Sebelumnya, banjir rob besar menimpa kawasan berikat Pelabuhan Tanjung Emas Semarang. Banjir diperparah dengan jebolnya tanggul di kawasan Pelabuhan Tanjung Emas.

Air pasang menguap ke daratan dengan ketinggian dua meter lebih, khususnya daerah di sekitar Pelabuhan Tanjung Emas, Semarang.

Laporan Badan Nasional Penanggulangan Bencana (BNPB) banjir rob di Semarang belum kunjung surut.

“Per 31 Mei data yang kami dapatkan belum surut. Khusus di Kota Semarang yang terdampak 4073 KK atau 14 ribu jiwa terdampak,” ujar Kepala Bidang Pengendalian Taktis dan Evaluasi Operasi BNPB, Riswandi secara virtual (2/6).

Penurunan Muka Tanah

Sementara itu, dalam kasus Semarang, pakar Geologi dari Institut Teknologi Bandung (ITB) Heri Andreas menyebut penurunan muka tanah (land subsidence) masih menjadi penyebab dominan banjir rob.

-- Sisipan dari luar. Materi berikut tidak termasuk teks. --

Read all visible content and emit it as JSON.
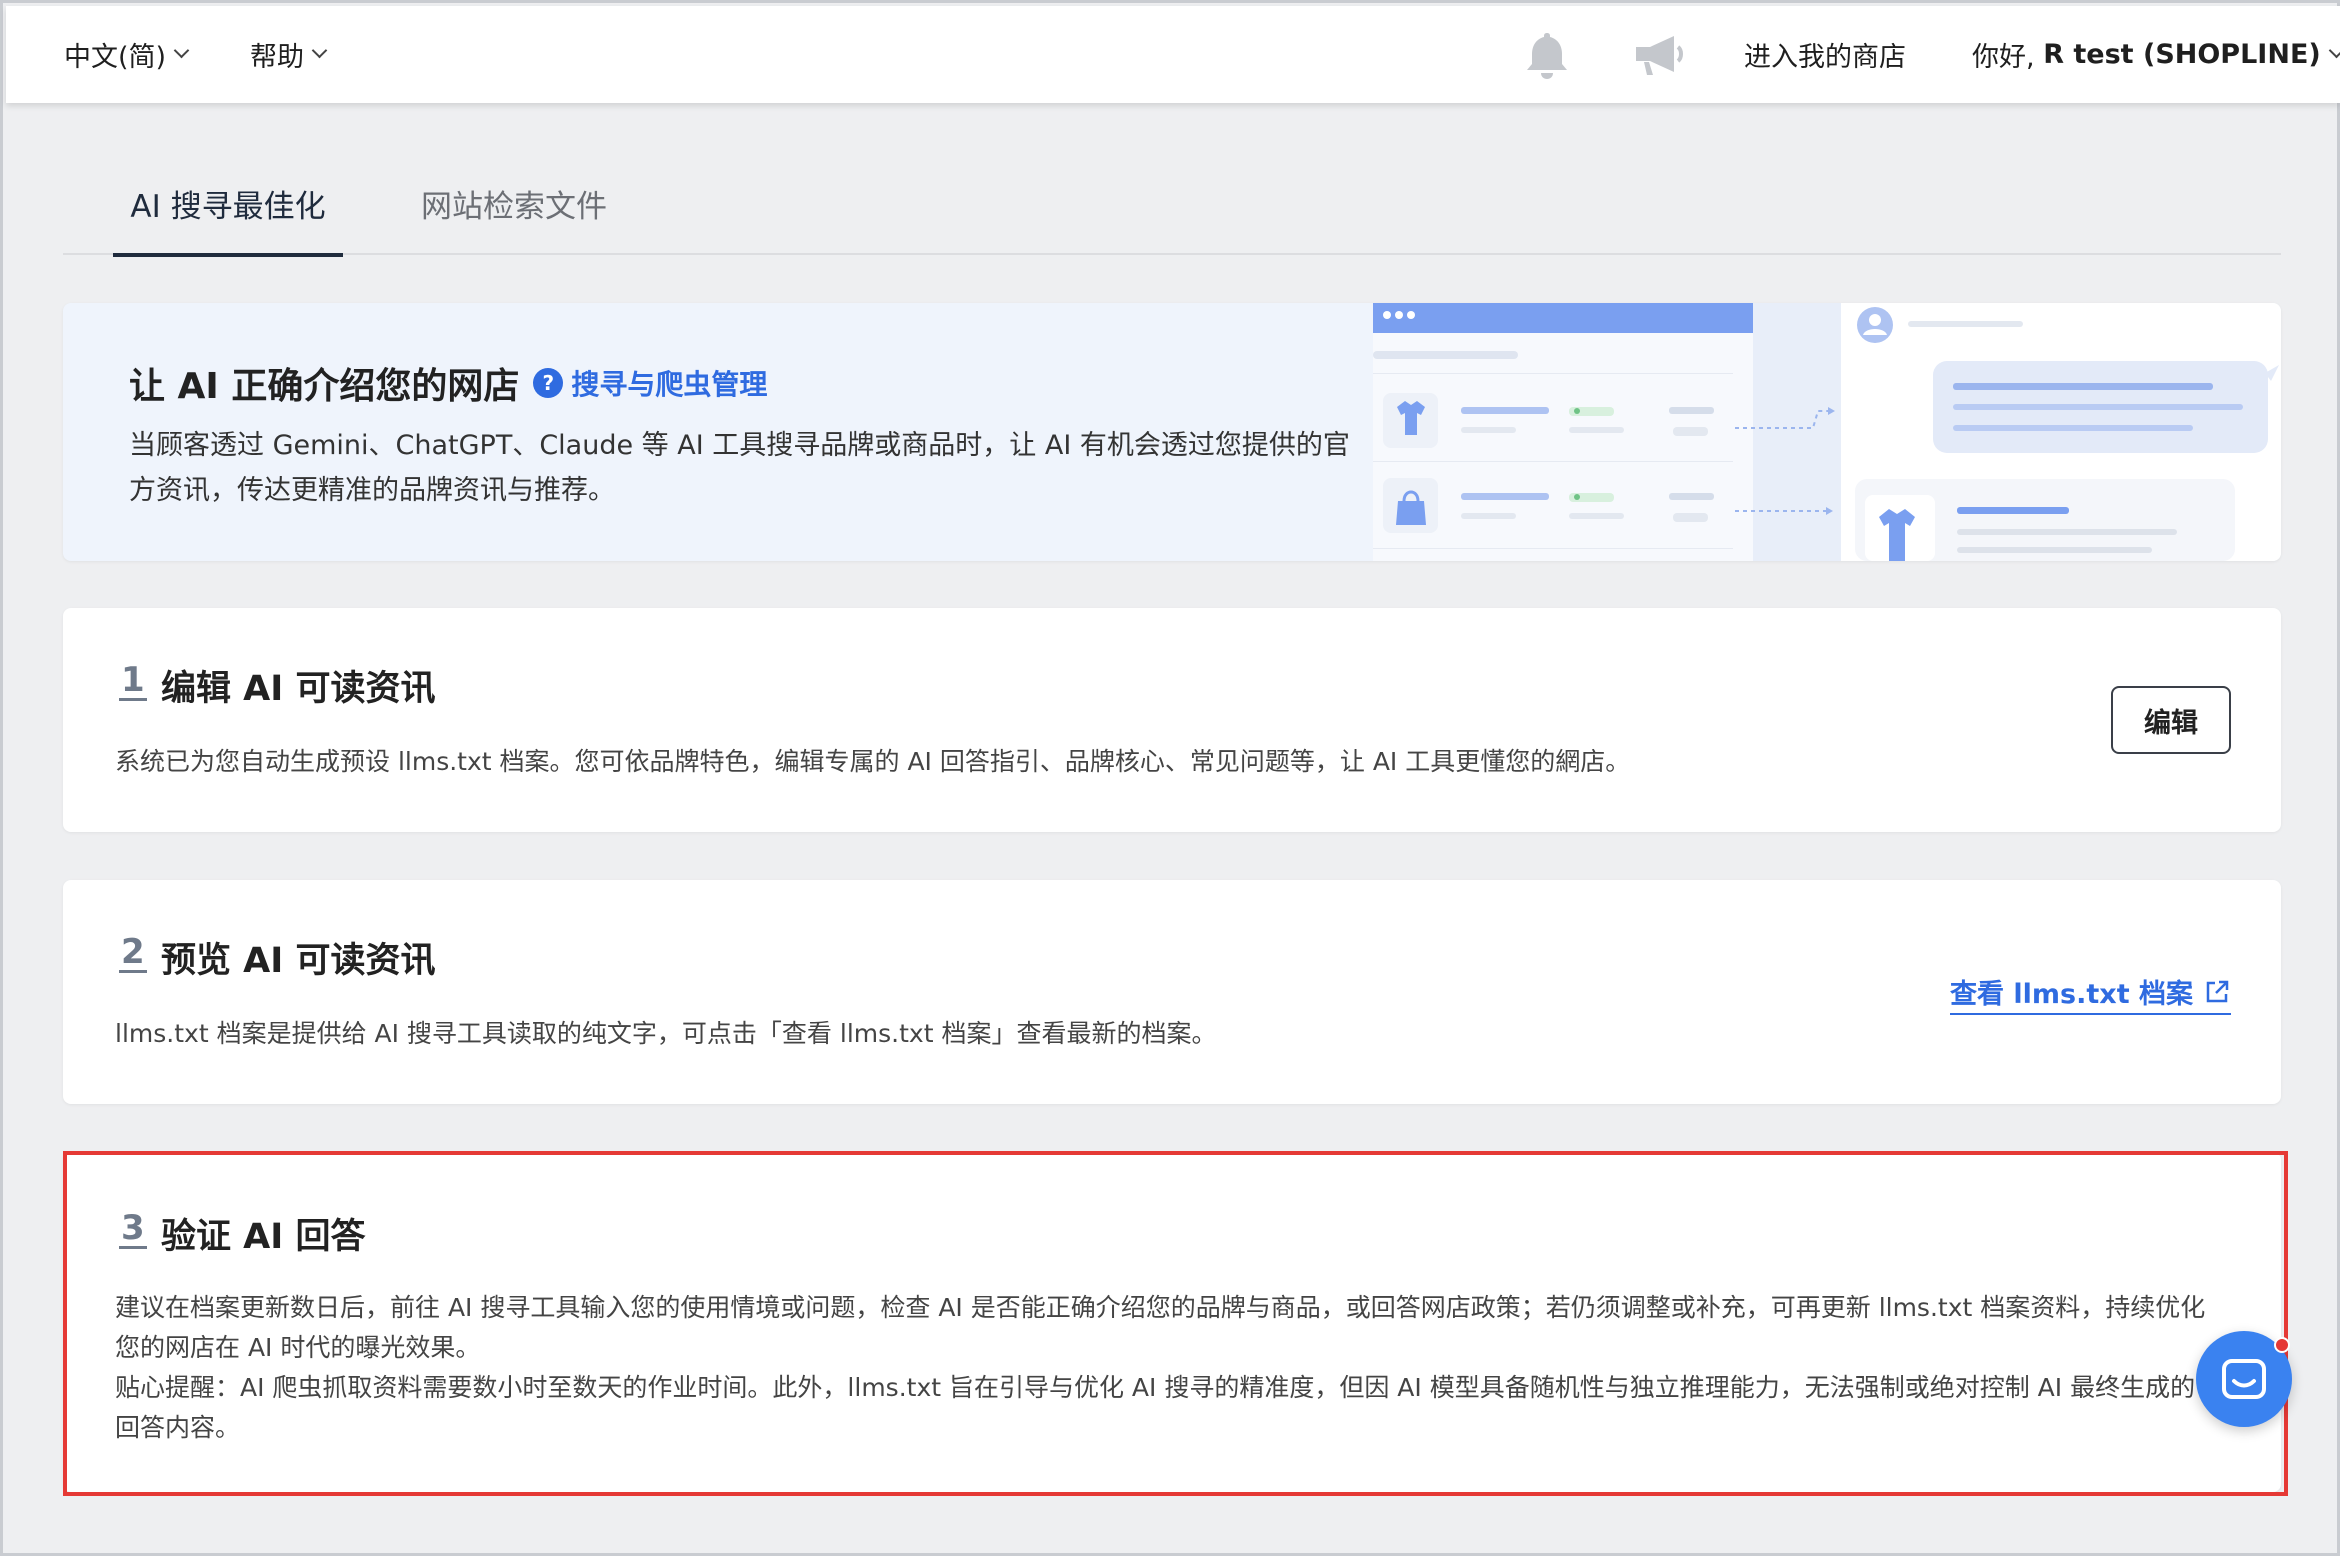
{
  "topbar": {
    "language": "中文(简)",
    "help": "帮助",
    "enter_store": "进入我的商店",
    "greeting": "你好,",
    "user_name": "R test (SHOPLINE)"
  },
  "tabs": [
    {
      "label": "AI 搜寻最佳化",
      "active": true
    },
    {
      "label": "网站检索文件",
      "active": false
    }
  ],
  "banner": {
    "title": "让 AI 正确介绍您的网店",
    "help_link": "搜寻与爬虫管理",
    "description": "当顾客透过 Gemini、ChatGPT、Claude 等 AI 工具搜寻品牌或商品时，让 AI 有机会透过您提供的官方资讯，传达更精准的品牌资讯与推荐。"
  },
  "steps": [
    {
      "number": "1",
      "title": "编辑 AI 可读资讯",
      "description": "系统已为您自动生成预设 llms.txt 档案。您可依品牌特色，编辑专属的 AI 回答指引、品牌核心、常见问题等，让 AI 工具更懂您的網店。",
      "action": "编辑"
    },
    {
      "number": "2",
      "title": "预览 AI 可读资讯",
      "description": "llms.txt 档案是提供给 AI 搜寻工具读取的纯文字，可点击「查看 llms.txt 档案」查看最新的档案。",
      "action": "查看 llms.txt 档案"
    },
    {
      "number": "3",
      "title": "验证 AI 回答",
      "description": "建议在档案更新数日后，前往 AI 搜寻工具输入您的使用情境或问题，检查 AI 是否能正确介绍您的品牌与商品，或回答网店政策；若仍须调整或补充，可再更新 llms.txt 档案资料，持续优化您的网店在 AI 时代的曝光效果。",
      "tip": "贴心提醒：AI 爬虫抓取资料需要数小时至数天的作业时间。此外，llms.txt 旨在引导与优化 AI 搜寻的精准度，但因 AI 模型具备随机性与独立推理能力，无法强制或绝对控制 AI 最终生成的回答内容。"
    }
  ],
  "colors": {
    "accent": "#2f6be0",
    "highlight": "#e53935",
    "chat": "#3a82f0"
  }
}
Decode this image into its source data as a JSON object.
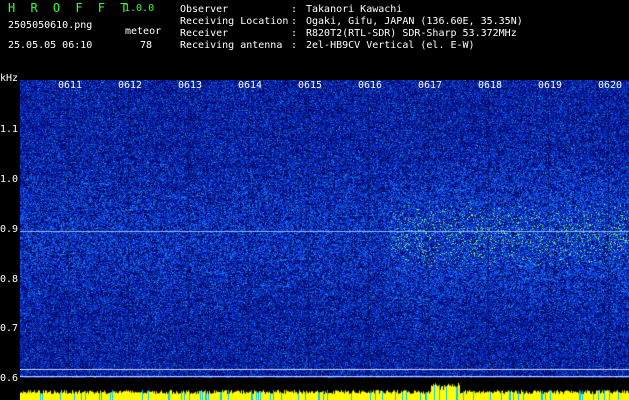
{
  "header": {
    "app_title": "H R O F F T",
    "version": "1.0.0",
    "file_name": "2505050610.png",
    "timestamp": "25.05.05 06:10",
    "observation_label": "meteor",
    "observation_count": "78"
  },
  "info": [
    {
      "key": "Observer",
      "value": "Takanori Kawachi"
    },
    {
      "key": "Receiving Location",
      "value": "Ogaki, Gifu, JAPAN (136.60E, 35.35N)"
    },
    {
      "key": "Receiver",
      "value": "R820T2(RTL-SDR) SDR-Sharp 53.372MHz"
    },
    {
      "key": "Receiving antenna",
      "value": "2el-HB9CV Vertical (el. E-W)"
    }
  ],
  "spectrogram": {
    "y_unit": "kHz",
    "y_ticks": [
      "1.1",
      "1.0",
      "0.9",
      "0.8",
      "0.7",
      "0.6"
    ],
    "x_ticks": [
      "0611",
      "0612",
      "0613",
      "0614",
      "0615",
      "0616",
      "0617",
      "0618",
      "0619",
      "0620"
    ],
    "colors": {
      "background": "#000080",
      "noise": "#1e3cff",
      "signal": "#39ff39",
      "strip": "#ffff00",
      "label": "#ffffff"
    }
  }
}
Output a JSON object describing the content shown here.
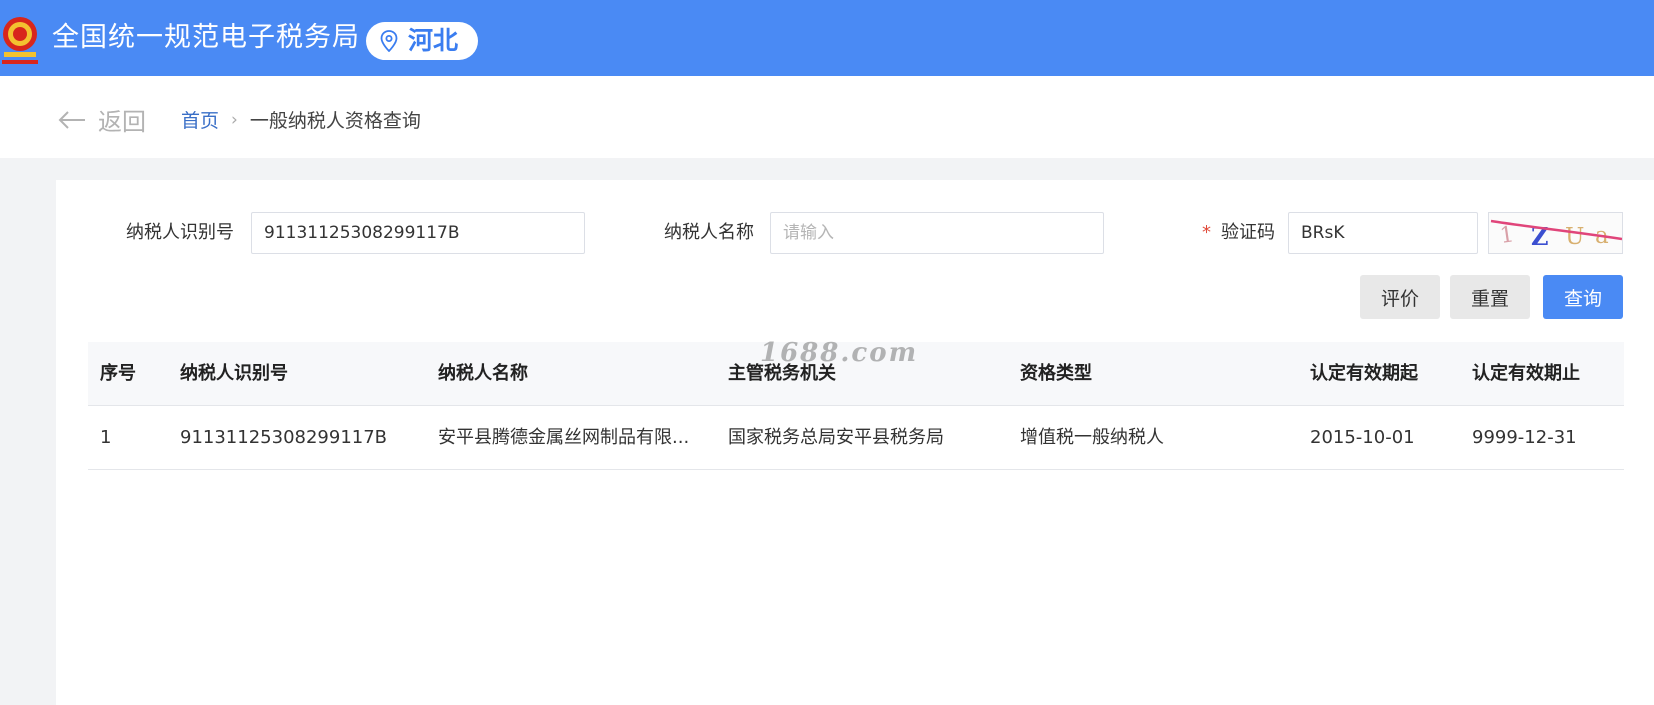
{
  "header": {
    "title": "全国统一规范电子税务局",
    "region": "河北",
    "emblem_icon": "national-emblem-icon",
    "pin_icon": "location-pin-icon"
  },
  "nav": {
    "back_label": "返回",
    "breadcrumb": {
      "home": "首页",
      "separator": "›",
      "current": "一般纳税人资格查询"
    }
  },
  "form": {
    "taxpayer_id": {
      "label": "纳税人识别号",
      "value": "91131125308299117B"
    },
    "taxpayer_name": {
      "label": "纳税人名称",
      "placeholder": "请输入"
    },
    "captcha": {
      "required_mark": "*",
      "label": "验证码",
      "value": "BRsK",
      "image_text": "1 Z U a"
    }
  },
  "buttons": {
    "evaluate": "评价",
    "reset": "重置",
    "query": "查询"
  },
  "table": {
    "columns": [
      "序号",
      "纳税人识别号",
      "纳税人名称",
      "主管税务机关",
      "资格类型",
      "认定有效期起",
      "认定有效期止"
    ],
    "rows": [
      [
        "1",
        "91131125308299117B",
        "安平县腾德金属丝网制品有限...",
        "国家税务总局安平县税务局",
        "增值税一般纳税人",
        "2015-10-01",
        "9999-12-31"
      ]
    ]
  },
  "watermark": "1688.com",
  "colors": {
    "primary": "#4a8af4",
    "link": "#3a6fc7",
    "required": "#e04a3a"
  }
}
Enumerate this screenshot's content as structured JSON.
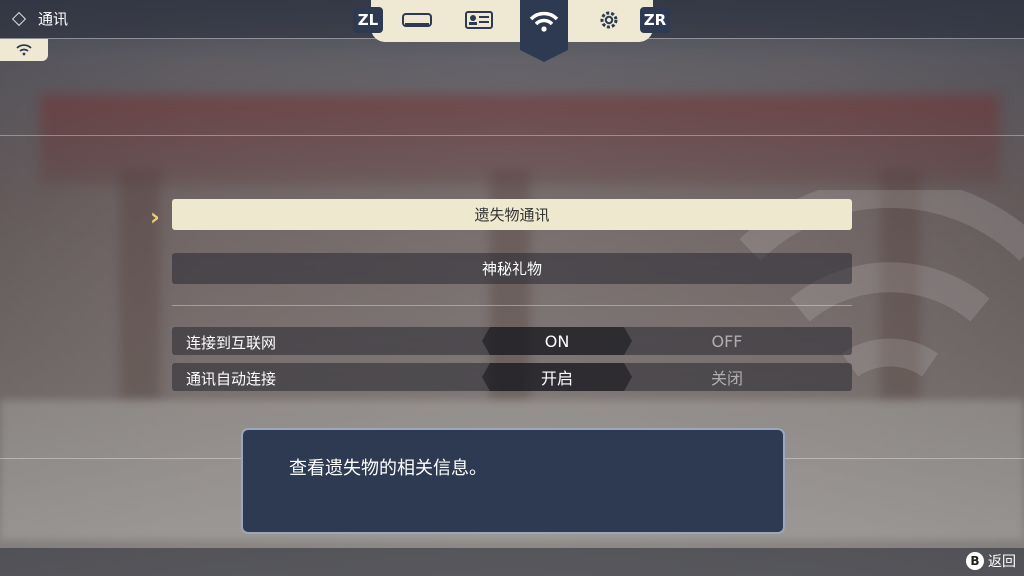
{
  "header": {
    "title": "通讯"
  },
  "tabs": {
    "left_shoulder": "ZL",
    "right_shoulder": "ZR",
    "items": [
      "console-icon",
      "profile-card-icon",
      "wifi-icon",
      "gear-icon"
    ],
    "active": "wifi-icon"
  },
  "menu": {
    "items": [
      {
        "label": "遗失物通讯",
        "selected": true
      },
      {
        "label": "神秘礼物",
        "selected": false
      }
    ]
  },
  "settings": [
    {
      "label": "连接到互联网",
      "on": "ON",
      "off": "OFF",
      "value": "ON"
    },
    {
      "label": "通讯自动连接",
      "on": "开启",
      "off": "关闭",
      "value": "开启"
    }
  ],
  "help": {
    "text": "查看遗失物的相关信息。"
  },
  "footer": {
    "back_key": "B",
    "back_label": "返回"
  },
  "colors": {
    "accent": "#e7d26a",
    "panel": "#2d3a52",
    "cream": "#efe9d4"
  }
}
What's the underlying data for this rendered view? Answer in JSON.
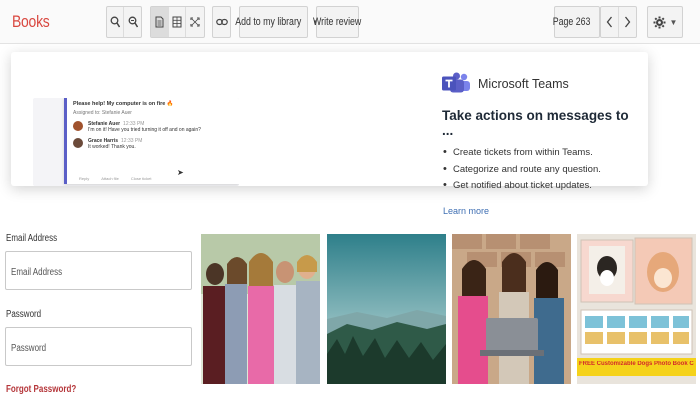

Menurutnya, angka penurunan muka tanah itu makin memperparah banjir rob di Semarang dan sekitarnya. Dia mengungkapkan penurunan muka tanah di daerah tersebut masih sangat besar.

“Ada yang [penurunan tanahnya] 10 cm, ada yang 20 cm. Kalau mau diambil rata-ratanya ya 10 cm per tahun,” kata Heri saat dihubungi CNNIndonesia.com, Selasa (24/5).